Global growth is forecast to be a little below average for a time,
but the downside risks appear to have abated, for the moment at least.
The United States has so far avoided a severe fiscal
contraction and financial strains in Europe have lessened considerably
over recent months.
Growth in China has stabilised at a fairly robust pace.
Around Asia generally, growth was dampened by the earlier
slowing in China and the weakness in Europe, but again there are signs
recently of stabilisation. Some commodity prices have firmed over recent
months.
Sentiment in financial markets has continued to improve, with
risk spreads narrowing and funding conditions for financial institutions
becoming more favourable.
Long-term interest rates faced by highly rated sovereigns,
including Australia, remain at exceptionally low levels. Borrowing
conditions for large corporations are very attractive. Share prices have
made further gains.
However, the task of putting private and public finances on
sustainable paths in several major countries is far from complete and,
accordingly, financial markets remain vulnerable to setbacks in these
areas.
In Australia, most indicators available for this meeting
suggest that growth was close to trend in 2012, led by very large
increases in capital spending in the resources sector, while some other
sectors experienced weaker conditions.
Looking ahead, the peak in resource investment is
approaching. As it does, there will be more scope for some other areas
of demand to strengthen.
Present indications are that moderate growth in private
consumption spending is occurring, though a return to the very strong
growth of some years ago is unlikely.
The near-term outlook for non-residential building
investment, and investment generally outside the resources sector,
remains relatively subdued. Public spending is forecast to be
constrained. On the other hand, there are indications of a prospective
improvement in dwelling investment, with dwelling prices moving higher,
rental yields increasing and building approvals higher than a year ago.

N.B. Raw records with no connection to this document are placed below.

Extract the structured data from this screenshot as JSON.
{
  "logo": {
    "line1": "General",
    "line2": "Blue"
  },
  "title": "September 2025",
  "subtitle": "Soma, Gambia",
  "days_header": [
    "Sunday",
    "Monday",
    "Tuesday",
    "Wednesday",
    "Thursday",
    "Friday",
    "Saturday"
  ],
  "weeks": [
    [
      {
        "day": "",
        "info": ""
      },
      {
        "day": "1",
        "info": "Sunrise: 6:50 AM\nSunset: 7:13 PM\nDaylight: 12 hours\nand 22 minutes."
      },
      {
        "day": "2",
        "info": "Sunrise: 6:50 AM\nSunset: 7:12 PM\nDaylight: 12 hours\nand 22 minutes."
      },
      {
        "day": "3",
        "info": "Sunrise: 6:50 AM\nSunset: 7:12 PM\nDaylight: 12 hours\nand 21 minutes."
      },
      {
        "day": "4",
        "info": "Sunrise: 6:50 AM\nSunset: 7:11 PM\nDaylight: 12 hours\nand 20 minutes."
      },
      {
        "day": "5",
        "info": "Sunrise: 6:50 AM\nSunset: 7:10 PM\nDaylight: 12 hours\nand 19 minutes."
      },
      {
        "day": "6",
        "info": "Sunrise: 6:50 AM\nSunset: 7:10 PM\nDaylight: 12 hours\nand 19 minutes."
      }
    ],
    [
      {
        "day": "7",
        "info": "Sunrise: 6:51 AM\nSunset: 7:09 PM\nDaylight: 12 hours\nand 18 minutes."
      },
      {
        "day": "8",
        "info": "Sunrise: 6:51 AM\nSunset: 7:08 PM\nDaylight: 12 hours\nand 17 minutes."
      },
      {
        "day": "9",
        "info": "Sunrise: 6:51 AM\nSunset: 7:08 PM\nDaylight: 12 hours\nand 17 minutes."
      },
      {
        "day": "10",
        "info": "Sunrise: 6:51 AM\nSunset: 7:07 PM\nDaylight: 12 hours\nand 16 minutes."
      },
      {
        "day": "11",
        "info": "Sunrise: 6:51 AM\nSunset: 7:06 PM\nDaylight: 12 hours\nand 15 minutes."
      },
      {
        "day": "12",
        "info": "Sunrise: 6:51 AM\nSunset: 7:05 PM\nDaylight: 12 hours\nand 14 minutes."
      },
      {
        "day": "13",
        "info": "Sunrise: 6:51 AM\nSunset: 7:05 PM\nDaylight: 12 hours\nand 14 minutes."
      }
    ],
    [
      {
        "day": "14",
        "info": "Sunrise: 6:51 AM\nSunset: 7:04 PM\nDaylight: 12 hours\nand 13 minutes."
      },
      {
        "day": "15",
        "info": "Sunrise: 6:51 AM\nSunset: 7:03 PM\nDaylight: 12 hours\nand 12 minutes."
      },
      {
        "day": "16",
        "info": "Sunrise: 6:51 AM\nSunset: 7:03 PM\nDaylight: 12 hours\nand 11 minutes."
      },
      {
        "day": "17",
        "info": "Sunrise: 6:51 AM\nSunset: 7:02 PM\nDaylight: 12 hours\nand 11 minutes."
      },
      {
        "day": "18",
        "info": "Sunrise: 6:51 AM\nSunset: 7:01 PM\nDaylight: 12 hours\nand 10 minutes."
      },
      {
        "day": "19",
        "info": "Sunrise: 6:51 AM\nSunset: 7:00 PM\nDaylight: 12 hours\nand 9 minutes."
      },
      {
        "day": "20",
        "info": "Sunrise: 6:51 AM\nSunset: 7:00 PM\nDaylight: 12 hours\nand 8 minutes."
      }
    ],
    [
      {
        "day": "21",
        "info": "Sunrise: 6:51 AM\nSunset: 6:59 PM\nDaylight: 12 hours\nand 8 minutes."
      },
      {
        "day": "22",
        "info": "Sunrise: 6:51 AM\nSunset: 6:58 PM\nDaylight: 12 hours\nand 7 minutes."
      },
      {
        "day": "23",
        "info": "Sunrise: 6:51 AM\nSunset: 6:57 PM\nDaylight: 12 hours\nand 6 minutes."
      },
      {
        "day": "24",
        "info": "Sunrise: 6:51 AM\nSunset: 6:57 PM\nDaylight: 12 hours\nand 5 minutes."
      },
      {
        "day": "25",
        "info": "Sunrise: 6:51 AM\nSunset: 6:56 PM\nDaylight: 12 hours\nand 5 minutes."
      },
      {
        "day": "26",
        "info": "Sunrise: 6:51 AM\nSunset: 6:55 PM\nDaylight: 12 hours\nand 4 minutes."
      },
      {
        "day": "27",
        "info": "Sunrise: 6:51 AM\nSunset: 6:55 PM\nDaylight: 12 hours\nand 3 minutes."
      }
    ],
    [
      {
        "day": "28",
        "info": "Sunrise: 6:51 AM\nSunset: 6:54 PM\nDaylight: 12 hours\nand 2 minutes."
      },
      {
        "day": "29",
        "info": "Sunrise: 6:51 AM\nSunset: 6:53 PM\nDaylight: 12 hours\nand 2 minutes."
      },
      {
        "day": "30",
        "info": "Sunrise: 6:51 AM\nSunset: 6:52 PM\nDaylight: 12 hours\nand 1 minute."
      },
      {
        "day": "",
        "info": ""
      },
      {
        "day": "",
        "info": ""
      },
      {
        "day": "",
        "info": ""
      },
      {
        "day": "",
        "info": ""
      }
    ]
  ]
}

Exports of natural resources have been strengthening, though
recent bad weather is affecting some shipments.
Inflation is consistent with the medium-term target, with both
headline CPI and underlying measures at around 2¼ per cent on the latest
reading.
Looking ahead, with the labour market softening somewhat and
unemployment edging higher, conditions are working to contain pressure
on labour costs. Moreover, businesses are likely to be focusing on
lifting efficiency under conditions of moderate demand growth.
These trends should help to keep inflation low, even as the effects on prices of the earlier exchange rate appreciation wane.
The Bank's assessment remains that inflation will be consistent with the target over the next one to two years.
During 2012, there was a significant easing in monetary policy.
Though the full impact of this will still take further time
to become apparent, there are signs that the easier conditions are
having some of the expected effects: the demand for some categories of
consumer durables has picked up; housing prices have moved higher; there
are early indications of a pick-up in dwelling construction; and savers
are starting to shift portfolios towards assets offering higher
expected returns.
On the other hand, the exchange rate remains higher than
might have been expected, given the observed decline in export prices,
and the demand for credit is low, as some households and firms continue
to seek lower debt levels.
The Board's view is that with inflation likely to be
consistent with the target, and with growth likely to be a little below
trend over the coming year, an accommodative stance of monetary policy
is appropriate.
The inflation outlook, as assessed at present, would afford
scope to ease policy further, should that be necessary to support
demand.
At today's meeting, taking into account the flow of recent
information and noting that there had been a substantial easing of
policy as a result of previous decisions, the Board judged that it was
prudent to leave the cash rate unchanged.
The Board will continue to assess the outlook and adjust
policy as needed to foster sustainable growth in demand and inflation
outcomes consistent with the target over time.